Опасаясь за здоровье и душевный настрой наставника, Бретт облегчённо вздохнул. Раз тот шутит, значит с ним всё в порядке. Всё будет в порядке… Всё должно быть в порядке! За эти месяцы он успел крепко привязаться к британцу и не представлял себе работу в отделе без него.

– А чего ты хотел от скромного полевого агента? – принялся он шутливо оправдываться. – Наши знания об эволюции продиктованы нам примерами из нашего мира. Не факт, что они совпадают с принципами эволюции четырёхмерных существ в метавселенной имаго.

Тем не менее я убеждён, что основные законы везде схожи. Когда в какой-то среде обитания происходят локальные или глобальные изменения, то виды, населяющие эту среду, либо вымирают, либо стараются приспособиться к изменениям, чтобы выжить. До того, как Тесла изобрёл свой излучатель, имаго не знали никакой ответной агрессии с нашей стороны. Веками и тысячелетиями они просто использовали нас для еды и размножения.

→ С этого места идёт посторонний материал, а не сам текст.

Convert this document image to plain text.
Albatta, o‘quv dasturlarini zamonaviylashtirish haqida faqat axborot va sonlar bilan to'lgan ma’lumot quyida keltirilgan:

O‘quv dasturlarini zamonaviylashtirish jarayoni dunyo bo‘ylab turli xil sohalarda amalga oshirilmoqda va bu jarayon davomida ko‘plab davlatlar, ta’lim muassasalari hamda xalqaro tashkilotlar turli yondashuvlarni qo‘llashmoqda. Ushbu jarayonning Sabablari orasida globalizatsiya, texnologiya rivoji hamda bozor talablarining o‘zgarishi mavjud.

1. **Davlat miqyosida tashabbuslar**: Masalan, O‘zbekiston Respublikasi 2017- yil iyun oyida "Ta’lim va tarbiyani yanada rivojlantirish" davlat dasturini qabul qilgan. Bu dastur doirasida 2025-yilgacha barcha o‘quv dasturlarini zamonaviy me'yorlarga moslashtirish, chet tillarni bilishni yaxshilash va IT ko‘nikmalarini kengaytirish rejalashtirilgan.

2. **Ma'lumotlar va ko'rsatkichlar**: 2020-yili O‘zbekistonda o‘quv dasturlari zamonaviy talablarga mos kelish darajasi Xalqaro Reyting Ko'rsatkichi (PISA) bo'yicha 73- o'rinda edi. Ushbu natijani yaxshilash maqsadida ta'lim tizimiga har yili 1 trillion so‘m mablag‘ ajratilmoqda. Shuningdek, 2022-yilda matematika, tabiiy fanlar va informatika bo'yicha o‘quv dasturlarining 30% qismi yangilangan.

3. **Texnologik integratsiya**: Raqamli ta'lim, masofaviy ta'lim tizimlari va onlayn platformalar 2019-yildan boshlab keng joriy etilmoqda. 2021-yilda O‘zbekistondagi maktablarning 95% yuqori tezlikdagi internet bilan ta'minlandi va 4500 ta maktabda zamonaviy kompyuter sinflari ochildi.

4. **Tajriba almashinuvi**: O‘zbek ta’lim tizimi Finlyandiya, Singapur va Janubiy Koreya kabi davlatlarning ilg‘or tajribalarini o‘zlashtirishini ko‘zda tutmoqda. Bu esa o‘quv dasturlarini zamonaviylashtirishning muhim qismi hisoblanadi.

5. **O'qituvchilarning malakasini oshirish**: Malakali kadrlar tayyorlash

Но вдруг всё изменилось. Мы начали огрызаться и убивать имаго. Разумные виды должны эволюционировать трояко: биологически, социокультурно и технологически. Первую разновидность эволюции не берём, она протекает в масштабах геологического времени, измеряемого миллионами лет. Третью разновидность тоже – о наличии у имаго развитых технологий нам ничего не известно и потому обсуждать тут нечего. А вот с социокультурными изменениями мы как раз нынче ночью и столкнулись. Извечные индивидуалисты имаго перестали пассивно терпеть наше сопротивление, объединились, выработали некий план и попытались его осуществить. Эволюция налицо!

К сожалению, эволюция – это такая штука, которая не знает передышки. Динамичная, нелинейная и хаотичная среда, каковой является любой мир, непрерывно меняет условия и заставляет живых существ постоянно корректировать свою приспособляемость и навыки выживания. Сказанное касается не только имаго, но и нас тоже. События нынешней ночи – это лишь первая ласточка. Впереди у нас непрогнозируемая череда катастроф. Если мы не адаптируемся и не повысим сопротивляемость, нам крышка. Станем очередной «тупиковой ветвью».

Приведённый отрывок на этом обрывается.